Kronos didn’t think technical was the right term for the next round of training. They underwent extreme environment survival training, they learned how to organize an assault In various locations and from various mediums, they organized fortifications and the defense of everything from an outpost to a starship, they learned how to use their omni-tools to hack into enemy technology, how to build and operate communications systems, and more. Finally, they learned everything there was to know about covert operations. They learned how to insert stealthily, how to assassinate figures, how to create and groom intelligence sources, and how to interrogate enemy combatants.

When they left the final scenario, only Zhang and himself had survived the round of training. When he looked for the rest of the trainees, he saw that some groups had been entirely wiped out while others only had one or two survivors. By the end of the day, only ten of the trainees had survived. It was a staggering death toll.
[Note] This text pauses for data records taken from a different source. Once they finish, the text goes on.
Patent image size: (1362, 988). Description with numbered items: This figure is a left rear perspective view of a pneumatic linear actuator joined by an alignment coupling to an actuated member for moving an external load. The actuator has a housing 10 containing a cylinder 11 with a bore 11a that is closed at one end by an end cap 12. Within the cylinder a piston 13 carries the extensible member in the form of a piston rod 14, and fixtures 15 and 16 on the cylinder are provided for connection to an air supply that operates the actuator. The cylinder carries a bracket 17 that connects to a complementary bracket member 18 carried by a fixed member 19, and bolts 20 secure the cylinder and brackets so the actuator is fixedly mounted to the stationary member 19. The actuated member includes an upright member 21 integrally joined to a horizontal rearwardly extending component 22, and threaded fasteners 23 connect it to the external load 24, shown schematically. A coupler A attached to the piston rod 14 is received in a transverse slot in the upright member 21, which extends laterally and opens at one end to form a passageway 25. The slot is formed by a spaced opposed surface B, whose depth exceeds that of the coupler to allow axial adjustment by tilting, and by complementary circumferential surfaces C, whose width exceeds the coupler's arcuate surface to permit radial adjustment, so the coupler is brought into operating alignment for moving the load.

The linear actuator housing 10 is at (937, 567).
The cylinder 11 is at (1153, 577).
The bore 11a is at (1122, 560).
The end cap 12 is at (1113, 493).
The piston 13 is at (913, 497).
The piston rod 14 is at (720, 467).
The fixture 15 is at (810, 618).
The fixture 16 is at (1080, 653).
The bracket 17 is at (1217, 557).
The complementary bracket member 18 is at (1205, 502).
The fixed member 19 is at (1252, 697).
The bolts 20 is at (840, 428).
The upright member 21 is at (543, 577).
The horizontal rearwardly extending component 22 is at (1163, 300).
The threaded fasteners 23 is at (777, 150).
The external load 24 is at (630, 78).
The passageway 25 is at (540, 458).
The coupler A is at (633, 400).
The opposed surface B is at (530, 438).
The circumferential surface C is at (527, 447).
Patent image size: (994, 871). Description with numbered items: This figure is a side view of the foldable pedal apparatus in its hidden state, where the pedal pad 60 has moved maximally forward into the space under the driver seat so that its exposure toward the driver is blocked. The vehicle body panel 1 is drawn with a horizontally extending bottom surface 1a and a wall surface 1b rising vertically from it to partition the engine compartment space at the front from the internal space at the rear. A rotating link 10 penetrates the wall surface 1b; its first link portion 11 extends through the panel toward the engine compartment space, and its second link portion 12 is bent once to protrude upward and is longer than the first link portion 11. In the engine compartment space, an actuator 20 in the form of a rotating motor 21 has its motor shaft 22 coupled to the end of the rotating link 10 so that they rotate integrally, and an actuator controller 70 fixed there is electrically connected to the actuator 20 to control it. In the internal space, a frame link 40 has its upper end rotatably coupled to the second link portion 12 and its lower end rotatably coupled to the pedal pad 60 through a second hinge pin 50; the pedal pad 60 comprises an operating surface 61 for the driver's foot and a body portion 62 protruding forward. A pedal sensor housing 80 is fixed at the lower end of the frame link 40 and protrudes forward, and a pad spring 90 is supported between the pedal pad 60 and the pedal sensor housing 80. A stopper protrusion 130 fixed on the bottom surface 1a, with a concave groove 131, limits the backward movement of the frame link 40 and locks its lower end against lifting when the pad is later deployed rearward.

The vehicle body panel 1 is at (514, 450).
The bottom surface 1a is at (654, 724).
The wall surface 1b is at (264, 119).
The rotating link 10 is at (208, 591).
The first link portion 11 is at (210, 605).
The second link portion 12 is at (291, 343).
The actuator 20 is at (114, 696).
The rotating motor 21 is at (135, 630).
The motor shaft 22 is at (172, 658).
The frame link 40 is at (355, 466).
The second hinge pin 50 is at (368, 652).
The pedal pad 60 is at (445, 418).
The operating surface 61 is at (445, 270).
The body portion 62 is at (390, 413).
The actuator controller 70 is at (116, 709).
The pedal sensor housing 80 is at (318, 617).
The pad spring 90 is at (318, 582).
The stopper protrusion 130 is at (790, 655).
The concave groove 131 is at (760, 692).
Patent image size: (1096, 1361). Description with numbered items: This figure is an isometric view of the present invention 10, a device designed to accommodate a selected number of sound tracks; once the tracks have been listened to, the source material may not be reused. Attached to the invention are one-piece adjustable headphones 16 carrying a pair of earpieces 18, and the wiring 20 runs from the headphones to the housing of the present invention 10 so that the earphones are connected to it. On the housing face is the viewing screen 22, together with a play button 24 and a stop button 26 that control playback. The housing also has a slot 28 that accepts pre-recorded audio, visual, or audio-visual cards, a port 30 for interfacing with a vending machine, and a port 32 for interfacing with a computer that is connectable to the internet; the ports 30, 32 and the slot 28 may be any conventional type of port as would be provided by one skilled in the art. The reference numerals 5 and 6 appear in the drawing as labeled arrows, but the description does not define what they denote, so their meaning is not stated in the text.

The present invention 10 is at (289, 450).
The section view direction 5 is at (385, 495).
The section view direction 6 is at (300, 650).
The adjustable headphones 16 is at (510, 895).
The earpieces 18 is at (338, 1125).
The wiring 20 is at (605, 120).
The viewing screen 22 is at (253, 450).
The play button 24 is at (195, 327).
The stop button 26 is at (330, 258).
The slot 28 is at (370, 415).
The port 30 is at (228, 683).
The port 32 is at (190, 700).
Kronos frankly couldn’t imagine how the intelligence department kept their numbers up. If this many trainees died, he wondered how many were lost in the field.

When Kronos tried to think about all the different scenarios, he found that his memories were foggy and distorted. They took on a dream-like quality that made them hard to recall. He figured that he could vaguely identify weapons or recall concepts that he learned, but he was sure that it would take time to actually know how to disassemble a rifle or troubleshoot a communications system. One thing he was proud of was that he had proved the Master Trainer wrong. His mind felt ravaged, and he wasn’t sure what the state of his soul was, but his body felt excellent. He had never felt so powerful. He could feel the changes in his body but knew that he needed time to really digest what had been wrought on his form.

When the last ten trainees fell into formation, the ten head trainers left the room. It had been a long day for them, but it was nothing compared to what the trainees had been through. The Master Trainer looked at the ten faces that still survived and he gave the first genuine smile that Kronos had witnessed.

“Congratulations, you made it,” he enthused. “This class is the largest one I’ve had to date. Usually we get half of this number for follow-on training. After that—“ he made an ambiguous gesture behind him. “You should realize that you’re the best in the galaxy and truly worthy of the Empire’s resources. I look forward to training you all.”

He slowly met the gaze of each surviving person.

“Dismissed,” he shouted.

No one needed to be told twice. The trainees wearily made their way from the training bay. Kronos mind felt so drained that he didn’t even stay back to exchange words with Zhang. He just wanted to get to his bed, collapse into, and sleep for the next century or two.